Alors oui bien sûr, le jeune homme ne s’est pas remis à danser la gigue du jour au lendemain. Comme tout un chacun, il est passé par les étapes pénibles mais indispensables à la cicatrisation, l’amenant petit à petit vers la paix intérieure. Cette œuvre (on parlera d’"œuvre" conçue et réfléchie dans son ensemble, plutôt que d’un album enchaînant les titres de manière marketingo-aléatoire) est donc le fruit de sa résilience (ndlr : terme inventé par le psychiatre Boris Cyrulnic pour qualifier le fait de renaître de sa souffrance). Preuve en est le titre de l’album, The First Days Of Spring. Le printemps comme symbolique absolue de la renaissance.
Ceci étant dit, qu’en est-il précisément du contenu ?
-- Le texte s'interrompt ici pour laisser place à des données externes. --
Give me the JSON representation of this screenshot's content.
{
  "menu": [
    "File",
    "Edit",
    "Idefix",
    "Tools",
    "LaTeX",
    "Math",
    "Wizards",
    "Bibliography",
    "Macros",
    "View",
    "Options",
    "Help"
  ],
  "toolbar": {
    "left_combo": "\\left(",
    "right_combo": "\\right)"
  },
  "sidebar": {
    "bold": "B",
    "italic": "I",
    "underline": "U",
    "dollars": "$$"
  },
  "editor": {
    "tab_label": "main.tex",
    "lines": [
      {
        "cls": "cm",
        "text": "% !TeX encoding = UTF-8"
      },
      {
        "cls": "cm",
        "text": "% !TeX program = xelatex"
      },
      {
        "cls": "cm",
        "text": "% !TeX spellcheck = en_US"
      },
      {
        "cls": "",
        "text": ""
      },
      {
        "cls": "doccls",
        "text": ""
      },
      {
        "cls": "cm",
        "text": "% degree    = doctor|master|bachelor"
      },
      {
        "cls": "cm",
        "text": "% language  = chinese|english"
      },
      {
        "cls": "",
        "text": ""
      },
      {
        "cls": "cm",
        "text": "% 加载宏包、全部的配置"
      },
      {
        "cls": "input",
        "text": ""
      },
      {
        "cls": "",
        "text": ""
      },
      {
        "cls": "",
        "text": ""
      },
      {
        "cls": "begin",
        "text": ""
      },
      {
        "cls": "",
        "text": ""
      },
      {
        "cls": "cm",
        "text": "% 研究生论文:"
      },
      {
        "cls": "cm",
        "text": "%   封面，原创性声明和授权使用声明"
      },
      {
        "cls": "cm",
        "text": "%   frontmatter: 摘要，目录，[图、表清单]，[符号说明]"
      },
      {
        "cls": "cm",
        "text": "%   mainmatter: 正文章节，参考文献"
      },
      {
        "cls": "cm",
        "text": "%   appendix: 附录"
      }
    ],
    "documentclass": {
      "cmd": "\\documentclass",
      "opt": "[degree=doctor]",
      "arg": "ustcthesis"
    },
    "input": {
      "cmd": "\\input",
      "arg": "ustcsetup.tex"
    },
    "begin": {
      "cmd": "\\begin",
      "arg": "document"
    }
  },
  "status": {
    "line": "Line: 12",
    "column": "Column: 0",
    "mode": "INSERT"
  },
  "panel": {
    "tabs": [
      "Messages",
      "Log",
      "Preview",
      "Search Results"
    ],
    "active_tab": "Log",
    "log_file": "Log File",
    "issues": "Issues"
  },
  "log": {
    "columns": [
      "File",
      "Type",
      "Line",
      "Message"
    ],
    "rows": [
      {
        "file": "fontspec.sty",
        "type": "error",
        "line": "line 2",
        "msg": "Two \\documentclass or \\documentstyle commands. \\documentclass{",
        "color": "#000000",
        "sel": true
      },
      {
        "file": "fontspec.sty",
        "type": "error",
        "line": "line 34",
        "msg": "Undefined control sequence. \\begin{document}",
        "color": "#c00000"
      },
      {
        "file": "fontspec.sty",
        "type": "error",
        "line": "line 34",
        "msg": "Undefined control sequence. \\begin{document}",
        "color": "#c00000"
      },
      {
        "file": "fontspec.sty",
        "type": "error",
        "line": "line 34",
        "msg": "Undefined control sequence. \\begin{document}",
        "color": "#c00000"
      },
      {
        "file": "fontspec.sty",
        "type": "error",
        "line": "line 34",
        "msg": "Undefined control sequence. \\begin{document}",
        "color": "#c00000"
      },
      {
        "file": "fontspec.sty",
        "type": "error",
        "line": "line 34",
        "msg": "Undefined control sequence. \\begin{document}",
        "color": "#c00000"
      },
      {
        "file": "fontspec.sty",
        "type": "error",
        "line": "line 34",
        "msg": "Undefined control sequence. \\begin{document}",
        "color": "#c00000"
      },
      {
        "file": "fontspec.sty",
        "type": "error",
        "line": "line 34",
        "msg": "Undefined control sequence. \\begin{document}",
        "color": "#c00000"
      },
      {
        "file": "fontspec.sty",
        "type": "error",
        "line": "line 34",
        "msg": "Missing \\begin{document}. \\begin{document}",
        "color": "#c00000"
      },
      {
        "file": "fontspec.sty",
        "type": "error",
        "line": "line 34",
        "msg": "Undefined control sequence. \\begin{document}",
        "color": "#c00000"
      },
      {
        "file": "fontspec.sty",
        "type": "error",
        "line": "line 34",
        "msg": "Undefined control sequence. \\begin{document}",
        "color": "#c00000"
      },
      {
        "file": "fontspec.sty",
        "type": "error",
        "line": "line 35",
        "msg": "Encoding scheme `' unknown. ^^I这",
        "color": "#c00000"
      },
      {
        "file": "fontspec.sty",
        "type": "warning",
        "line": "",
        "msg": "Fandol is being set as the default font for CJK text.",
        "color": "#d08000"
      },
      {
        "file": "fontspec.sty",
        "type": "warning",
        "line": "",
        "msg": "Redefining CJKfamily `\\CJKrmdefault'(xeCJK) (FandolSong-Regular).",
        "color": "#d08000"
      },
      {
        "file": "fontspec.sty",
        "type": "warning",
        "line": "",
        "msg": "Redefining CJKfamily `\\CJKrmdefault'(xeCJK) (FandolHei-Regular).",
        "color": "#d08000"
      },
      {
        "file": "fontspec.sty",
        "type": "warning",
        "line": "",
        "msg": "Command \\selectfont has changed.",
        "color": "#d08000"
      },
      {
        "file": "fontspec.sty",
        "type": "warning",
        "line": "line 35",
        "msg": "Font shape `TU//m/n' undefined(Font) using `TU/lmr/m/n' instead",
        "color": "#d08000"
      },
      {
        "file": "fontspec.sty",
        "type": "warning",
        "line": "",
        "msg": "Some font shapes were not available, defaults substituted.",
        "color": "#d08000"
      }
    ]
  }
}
Le premier titre, reprenant le nom de l’album, est une entrée en matière des plus convaincantes. Le morceau se construit en douceur, d’abord avec des percussions lourdes au loin, puis la venue d’une couche réverbée de violons, ensuite quelques notes de guitares et enfin les premières paroles "c’est le premier jour du printemps, et ma vie recommence à nouveau", voilà c’est (re)parti pour Charlie Fink. Jusqu’au final explosif, il nous berce de sa douce voix mélancolique et de ses mots emprunts d’optimisme. L’envie d’aller de l’avant se heurte encore parfois à quelques tourments résiduels sur "Our Window" et "My Broken Heart". De ce combat sont issus ces deux titres ayant en commun une grande beauté. La simplicité dominant l’un, alors que la richesse de l’orchestration domine l’autre.
Et soudain, c’est la révélation. Avec les indissociables et euphorisants "Instrumental I" et "Love Of An Orchestra", mélange de Fantasia et de comédie musicale, l’enthousiasme est à son comble. Les chœurs tout comme les envolées orchestrales, sont comme un ouragan de joie et de bonne humeur emportant tout sur son passage, auditeur compris.
L’euphorie n’était-elle qu’illusion ? Avec "Stranger", l’énergie positive retombe subitement. Retour mélancolique, alors que Charlie Fink fait un constat amer : une histoire d’un soir peut attrister plus qu’elle peut réparer. Voyage entre peine et joie, pas toujours simple de garder le cap du bonheur retrouvé.
Mais avec "Blue Skies", Fink se secoue à nouveau. Il voit les éclaircies au loin et continue d’avancer pour les rejoindre. Les chœurs présents sur le morceau semblent d’ailleurs l’y encourager. Finalement, c’est avec apaisement et philosophie que Fink conclut son œuvre. "My Door Is Always Open" démontre qu’il n’est donc pas question de ressentiments mais bien de paix retrouvée et de liberté.
The First Days Of Spring, n’est pas une complainte gênante, ni du voyeurisme forcé, mais une œuvre mature et maîtrisée dont il ressort une grande beauté. Il serait donc dommage de s’en priver.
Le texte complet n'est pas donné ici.